Türkiye’nin Zor Sınavı

Sorun şudur: Siyaset, dini kullanmaktadır. Siyasal İslamcı hareket de örgütlüdür ve bunu kendince fırsata çevirmektedir. Dinin, bireysel olarak yaşanmasını, yorumlanmasını, özel alanda savunanlara karşı, siyasal İslam dinin toplumsal olarak, siyasal olarak kavranmasından ve kamusal alanda etkili olmasından yanadır.

İslam dini, devletsiz bir ortamda doğmuştur. Ama o günden beri, dini yönünün yanında, aynı zamanda siyasi yönüyle de öne çıkmıştır. Devlet olarak da örgütlenmiştir.
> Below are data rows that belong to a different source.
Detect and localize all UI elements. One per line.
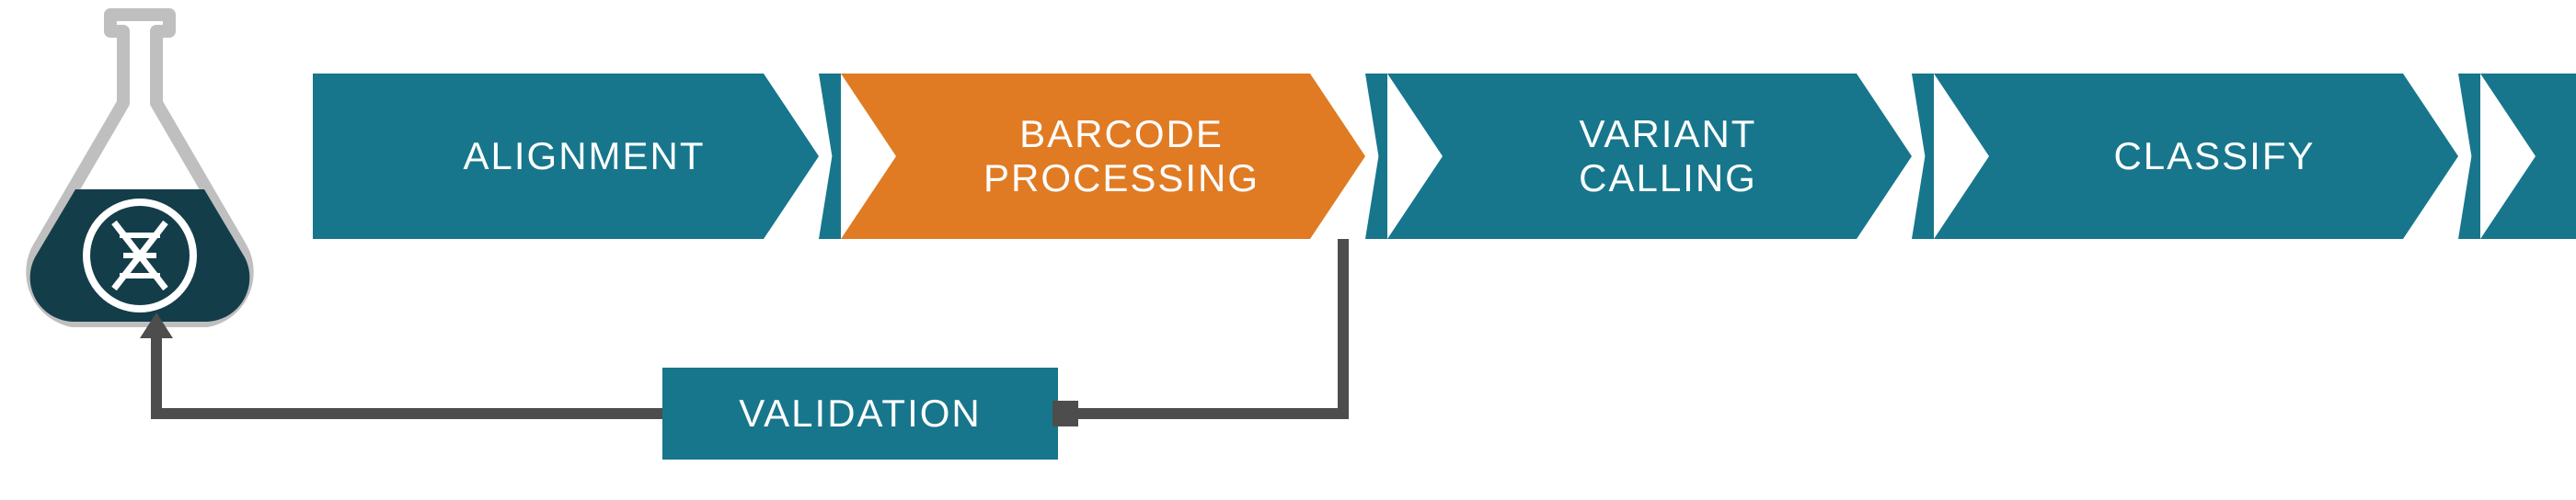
validation-label: VALIDATION — [739, 392, 982, 436]
step-barcode-processing: BARCODE PROCESSING — [841, 74, 1365, 239]
step-classify-label: CLASSIFY — [2113, 134, 2315, 178]
flask-svg — [11, 6, 269, 327]
validation-box: VALIDATION — [662, 368, 1058, 460]
flask-dna-icon — [11, 6, 269, 327]
step-barcode-label: BARCODE PROCESSING — [983, 112, 1259, 201]
step-alignment-label: ALIGNMENT — [463, 134, 705, 178]
step-alignment: ALIGNMENT — [313, 74, 819, 239]
pipeline-row: ALIGNMENT BARCODE PROCESSING VARIANT CAL… — [313, 74, 2576, 239]
step-variant-calling: VARIANT CALLING — [1387, 74, 1912, 239]
step-variant-label: VARIANT CALLING — [1579, 112, 1757, 201]
step-classify: CLASSIFY — [1934, 74, 2458, 239]
step-report: REPORT — [2480, 74, 2576, 239]
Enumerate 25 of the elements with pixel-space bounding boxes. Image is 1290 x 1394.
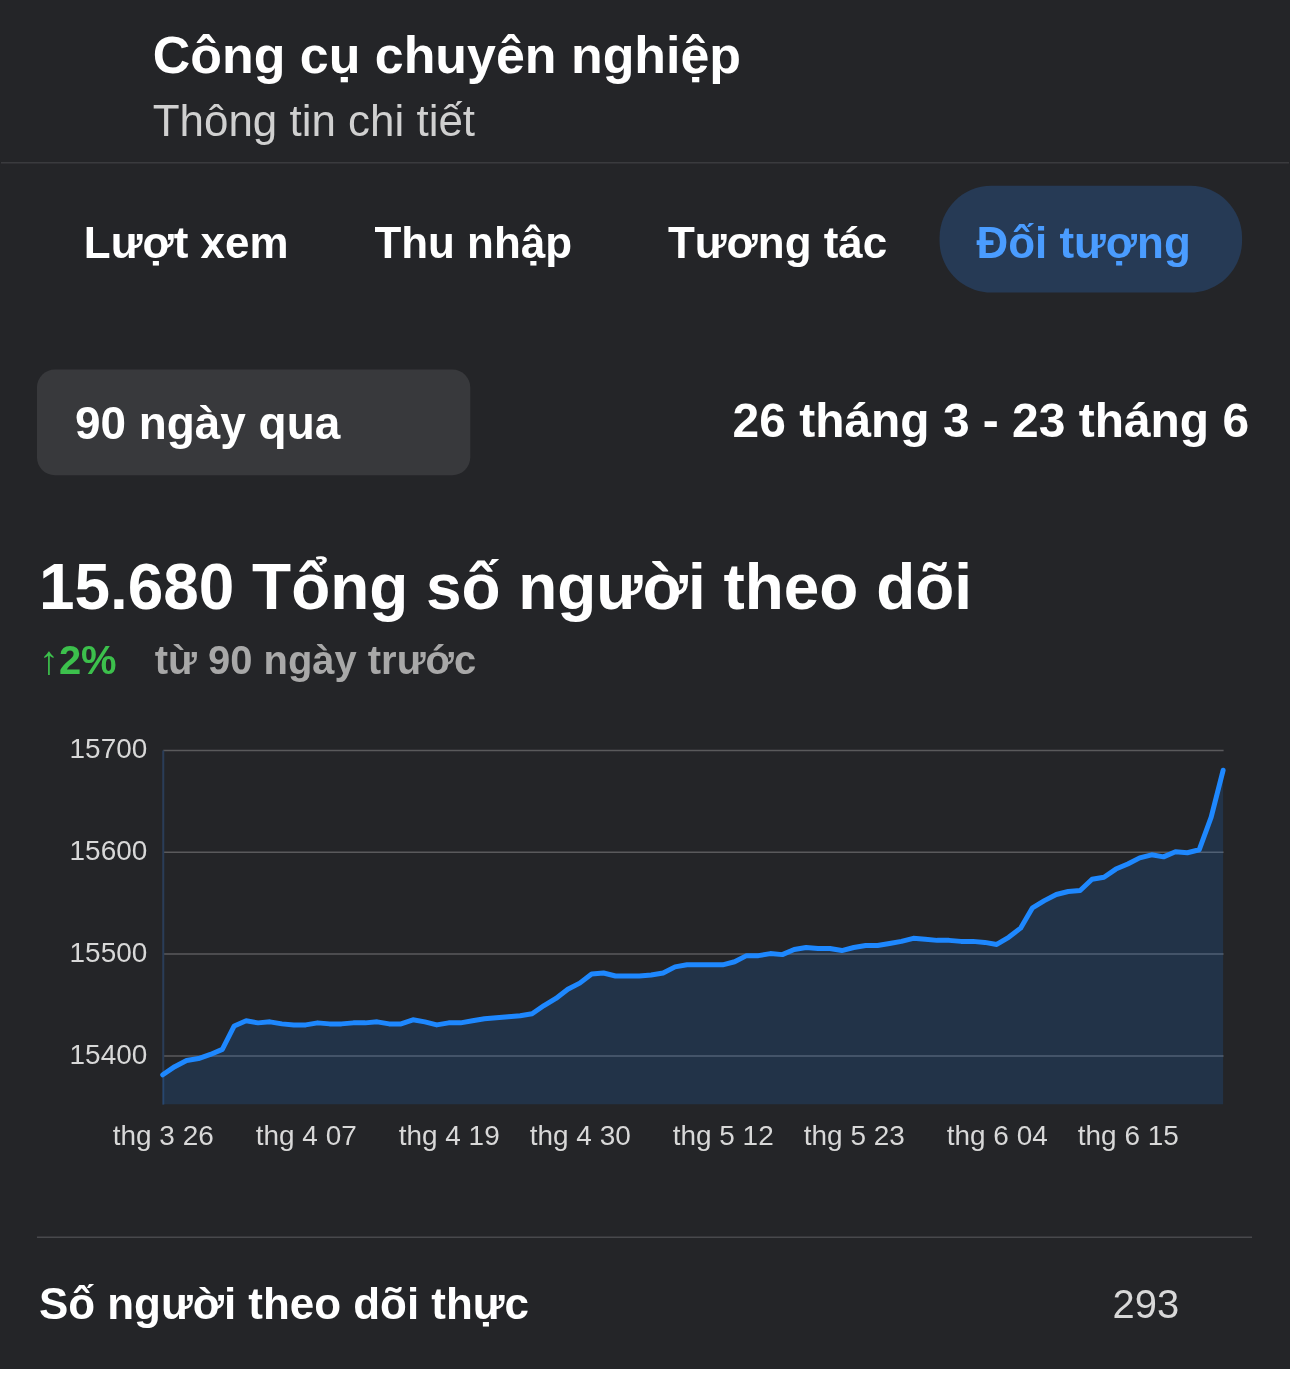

Sadece dini alanda değil, siyasi, iktisadi, hukuki, toplumsal alanda da hükümler içermekte, düzenlemeler öngörmektedir.

Türkiye; sözde müttefiki olan Batılı devletlere karşı da laikliği savunmak zorunda kalmıştır hep. Örneğin, İngiltere’nin, geçmişte hilafetin kaldırılmasına, hangi gerekçelerle karşı çıktığını unutmamak gerekir. Çünkü kendi güdümünde bir İslam dünyasıdır Londra’nın niyeti. Keza ABD; hep siyasal İslamcı akımları desteklemiştir, farklı yöntem ve araçlarla. Mısır’da İhvan’la çok iyi geçinmiştir yıllarca. Türkiye’de tarikat ve cemaat yapılarını hep kollamıştır, halen de kollamaktadır. Geçmişte, Soğuk Savaş döneminde, SSCB ve komünizme karşı, Afganistan’da mücahitleri desteklemiştir. Devamında El Kaide ve IŞİD gibi terör örgütlerine verdiği büyük destek de bilinmektedir. Öyle ki, ABD’nin önceki başkanı Donald Trump, IŞİD’in bizzat Başkan Obama tarafından kurulduğunu defalarca söylemiştir. Almanya; yıllarca Cemalettin Kaplan’ı Türkiye’ye karşı elinin altında bir koz olarak tutmuştur, faaliyetlerine göz yummuştur. Milli Görüş hareketinin de Avrupa’da en etkili, örgütlü, güçlü olduğu ülkedir. Dini kimliği, Türk milli kimliğinin eritilmesinde, unutturulmasında, adeta dini Müslüman olan Alman vatandaşı yaratılmasında, etkili bir araç olarak görmektedir.

Sonuçta Türkiye’nin AKP iktidarındaki son 21 yılı, hem siyasal İslamcı hareketin gücünün, olanaklarının, ittifak ilişkilerinin, siyasi becerisinin, ülkeyi yönetme kabiliyetinin ortaya çıktığı bir dönem olmuş hem de toplum, laikliğin önemini daha çok kavramaya başlamıştır.